Swimming woes makes a big splash about nothing

AUSTRALIAN swimming revealed its underbelly over the past seven days — surprisingly fallible in comparison to its own usually strong standards but in other respects not as exposed as many in the media have tried to portray.

There are some serious issues for the sport to confront but they have been made to look way more controversial than they really are by two factors — neither of which is the fault of swimming, its administrators or current participants.

The first popped up seven months ago, when as part of his explanation of his own poor behaviour in retirement, former star Grant Hackett proffered up the freely available medication, Stillnox, as one of his excuses.

Hackett claimed that it had cursed him during the latter part of his career and this swung the Australian Olympic Committee into action.

Seemingly on the revelation of the 1500-metre freestyle star alone, its leadership quickly banned the drug from use by members of the 2012 Olympic team. Until then its use had been common and not banned in any way.

It appeared to be a kneejerk reaction with no apparent basis other than

Hackett’s reliance on the drug as an explanation for his own failings.

We can be sure, even on top of the fallout from the other coincidence — the (yet to be seen) ‘‘explosive’’ allegations from the Australian Crime Commission and ASADA — that the relay team would not have been fronting the media on Friday.

Yes, we are rightly more concerned about harassment and poor leadership and role-modelling than we used to be, but on what has so far been revealed and admitted, these six guys have done nothing more than countless predecessors — both male and female — in Australian sporting teams.

Their parading before a controversy-hungry media pack was massive overkill and yet another example of poor judgment by those at the top of Swimming Australia. There is no question that the public has been left with a way-poorer impression than is warranted.

It is also true that in the past in swimming and other Olympic sports, these issues have been dealt with swiftly and appropriately in-house.

Sometimes over-zealously — as most famously illustrated by the banning of Dawn Fraser for eight years after the Tokyo Olympics — but mostly effectively.

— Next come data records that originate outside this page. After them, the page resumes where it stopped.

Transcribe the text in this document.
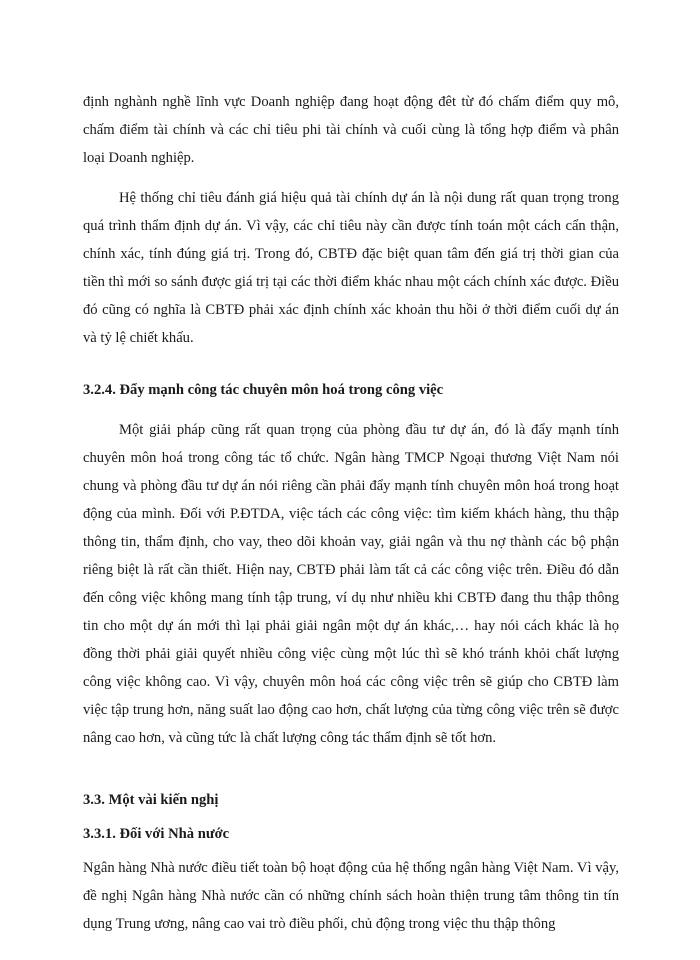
định nghành nghề lĩnh vực Doanh nghiệp đang hoạt động đêt từ đó chấm điểm quy mô, chấm điểm tài chính và các chỉ tiêu phi tài chính và cuối cùng là tổng hợp điểm và phân loại Doanh nghiệp.

Hệ thống chỉ tiêu đánh giá hiệu quả tài chính dự án là nội dung rất quan trọng trong quá trình thẩm định dự án. Vì vậy, các chỉ tiêu này cần được tính toán một cách cẩn thận, chính xác, tính đúng giá trị. Trong đó, CBTĐ đặc biệt quan tâm đến giá trị thời gian của tiền thì mới so sánh được giá trị tại các thời điểm khác nhau một cách chính xác được. Điều đó cũng có nghĩa là CBTĐ phải xác định chính xác khoản thu hồi ở thời điểm cuối dự án và tỷ lệ chiết khấu.

3.2.4. Đẩy mạnh công tác chuyên môn hoá trong công việc

Một giải pháp cũng rất quan trọng của phòng đầu tư dự án, đó là đẩy mạnh tính chuyên môn hoá trong công tác tổ chức. Ngân hàng TMCP Ngoại thương Việt Nam nói chung và phòng đầu tư dự án nói riêng cần phải đẩy mạnh tính chuyên môn hoá trong hoạt động của mình. Đối với P.ĐTDA, việc tách các công việc: tìm kiếm khách hàng, thu thập thông tin, thẩm định, cho vay, theo dõi khoản vay, giải ngân và thu nợ thành các bộ phận riêng biệt là rất cần thiết. Hiện nay, CBTĐ phải làm tất cả các công việc trên. Điều đó dẫn đến công việc không mang tính tập trung, ví dụ như nhiều khi CBTĐ đang thu thập thông tin cho một dự án mới thì lại phải giải ngân một dự án khác,… hay nói cách khác là họ đồng thời phải giải quyết nhiều công việc cùng một lúc thì sẽ khó tránh khỏi chất lượng công việc không cao. Vì vậy, chuyên môn hoá các công việc trên sẽ giúp cho CBTĐ làm việc tập trung hơn, năng suất lao động cao hơn, chất lượng của từng công việc trên sẽ được nâng cao hơn, và cũng tức là chất lượng công tác thẩm định sẽ tốt hơn.

3.3. Một vài kiến nghị
3.3.1. Đối với Nhà nước

Ngân hàng Nhà nước điều tiết toàn bộ hoạt động của hệ thống ngân hàng Việt Nam. Vì vậy, đề nghị Ngân hàng Nhà nước cần có những chính sách hoàn thiện trung tâm thông tin tín dụng Trung ương, nâng cao vai trò điều phối, chủ động trong việc thu thập thông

On some of those times, the administrators were accused by the media and public of being too politically correct or conservative in taking action. Finding a middle ground might be tough, especially with today's demands for so-called transparency and openness.

But of course there is not only the issue of the relay boys. The two review reports into swimming in Australia portray a damning picture of the country’s most successful sport.

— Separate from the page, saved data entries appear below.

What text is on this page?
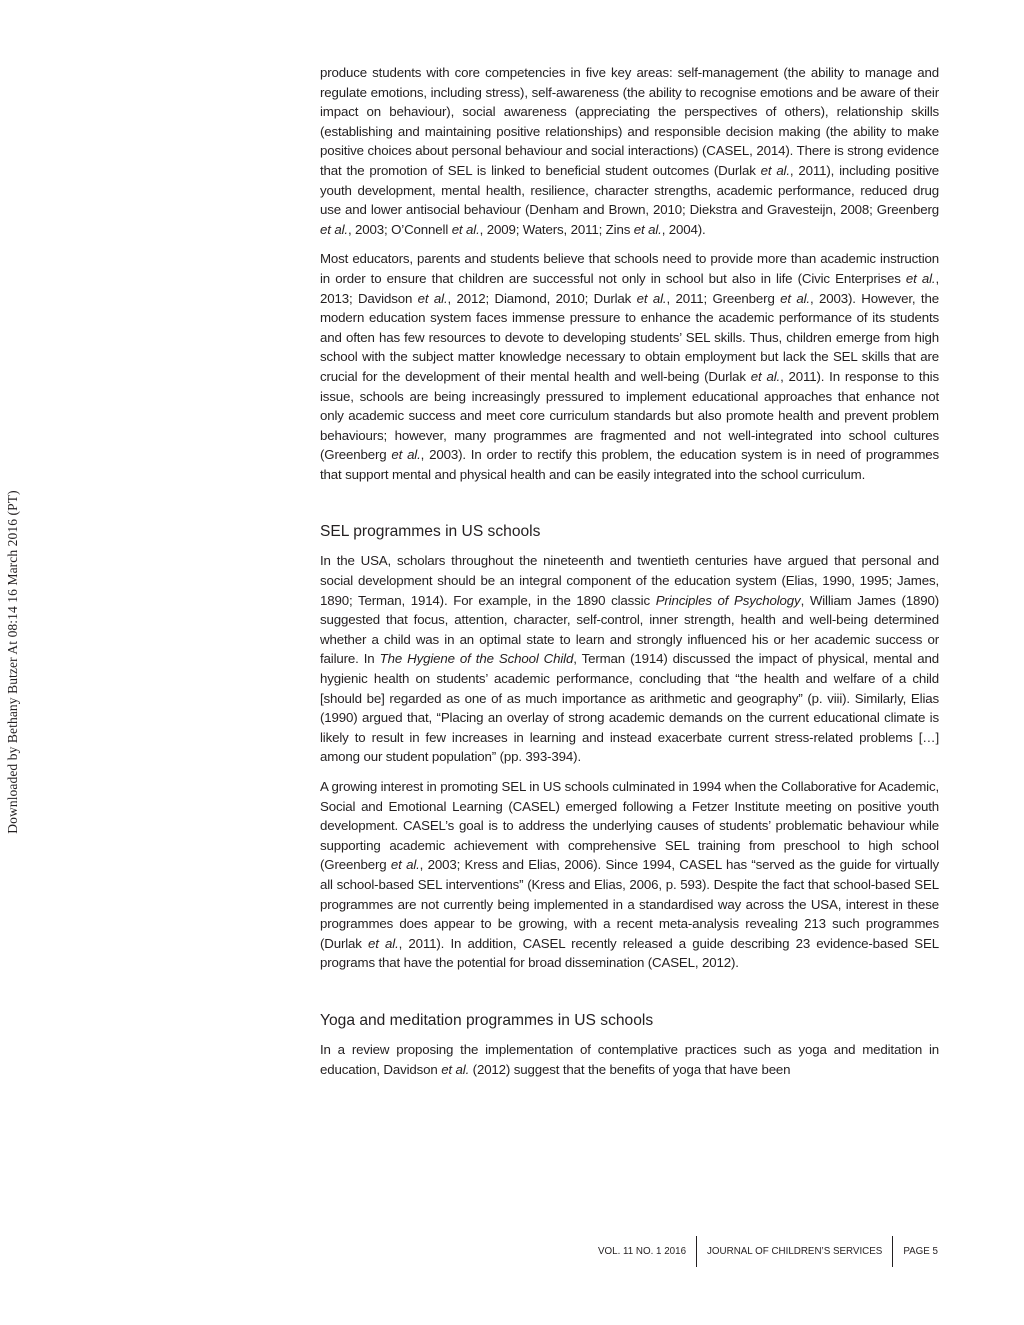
Downloaded by Bethany Butzer At 08:14 16 March 2016 (PT)

produce students with core competencies in five key areas: self-management (the ability to manage and regulate emotions, including stress), self-awareness (the ability to recognise emotions and be aware of their impact on behaviour), social awareness (appreciating the perspectives of others), relationship skills (establishing and maintaining positive relationships) and responsible decision making (the ability to make positive choices about personal behaviour and social interactions) (CASEL, 2014). There is strong evidence that the promotion of SEL is linked to beneficial student outcomes (Durlak et al., 2011), including positive youth development, mental health, resilience, character strengths, academic performance, reduced drug use and lower antisocial behaviour (Denham and Brown, 2010; Diekstra and Gravesteijn, 2008; Greenberg et al., 2003; O’Connell et al., 2009; Waters, 2011; Zins et al., 2004).

Most educators, parents and students believe that schools need to provide more than academic instruction in order to ensure that children are successful not only in school but also in life (Civic Enterprises et al., 2013; Davidson et al., 2012; Diamond, 2010; Durlak et al., 2011; Greenberg et al., 2003). However, the modern education system faces immense pressure to enhance the academic performance of its students and often has few resources to devote to developing students’ SEL skills. Thus, children emerge from high school with the subject matter knowledge necessary to obtain employment but lack the SEL skills that are crucial for the development of their mental health and well-being (Durlak et al., 2011). In response to this issue, schools are being increasingly pressured to implement educational approaches that enhance not only academic success and meet core curriculum standards but also promote health and prevent problem behaviours; however, many programmes are fragmented and not well-integrated into school cultures (Greenberg et al., 2003). In order to rectify this problem, the education system is in need of programmes that support mental and physical health and can be easily integrated into the school curriculum.

SEL programmes in US schools

In the USA, scholars throughout the nineteenth and twentieth centuries have argued that personal and social development should be an integral component of the education system (Elias, 1990, 1995; James, 1890; Terman, 1914). For example, in the 1890 classic Principles of Psychology, William James (1890) suggested that focus, attention, character, self-control, inner strength, health and well-being determined whether a child was in an optimal state to learn and strongly influenced his or her academic success or failure. In The Hygiene of the School Child, Terman (1914) discussed the impact of physical, mental and hygienic health on students’ academic performance, concluding that “the health and welfare of a child [should be] regarded as one of as much importance as arithmetic and geography” (p. viii). Similarly, Elias (1990) argued that, “Placing an overlay of strong academic demands on the current educational climate is likely to result in few increases in learning and instead exacerbate current stress-related problems […] among our student population” (pp. 393-394).

A growing interest in promoting SEL in US schools culminated in 1994 when the Collaborative for Academic, Social and Emotional Learning (CASEL) emerged following a Fetzer Institute meeting on positive youth development. CASEL’s goal is to address the underlying causes of students’ problematic behaviour while supporting academic achievement with comprehensive SEL training from preschool to high school (Greenberg et al., 2003; Kress and Elias, 2006). Since 1994, CASEL has “served as the guide for virtually all school-based SEL interventions” (Kress and Elias, 2006, p. 593). Despite the fact that school-based SEL programmes are not currently being implemented in a standardised way across the USA, interest in these programmes does appear to be growing, with a recent meta-analysis revealing 213 such programmes (Durlak et al., 2011). In addition, CASEL recently released a guide describing 23 evidence-based SEL programs that have the potential for broad dissemination (CASEL, 2012).

Yoga and meditation programmes in US schools

In a review proposing the implementation of contemplative practices such as yoga and meditation in education, Davidson et al. (2012) suggest that the benefits of yoga that have been

VOL. 11 NO. 1 2016	JOURNAL OF CHILDREN’S SERVICES	PAGE 5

Board members trooping off en masse to the Olympics in business class and staying in expensive hotels, personal coaches self determining training camps at exotic locations with doubtful returns and the dismantling of a once highly successful and motivational domestic competition circuit were features of a tell-all tale of a sport that had lost its way at the top.

But with changes already made in leadership and governance, and more to come, there is every chance that given the right decisions, a turnaround can be fast.

And then Friday’s meat market and the threats of retribution that followed it will look even sillier.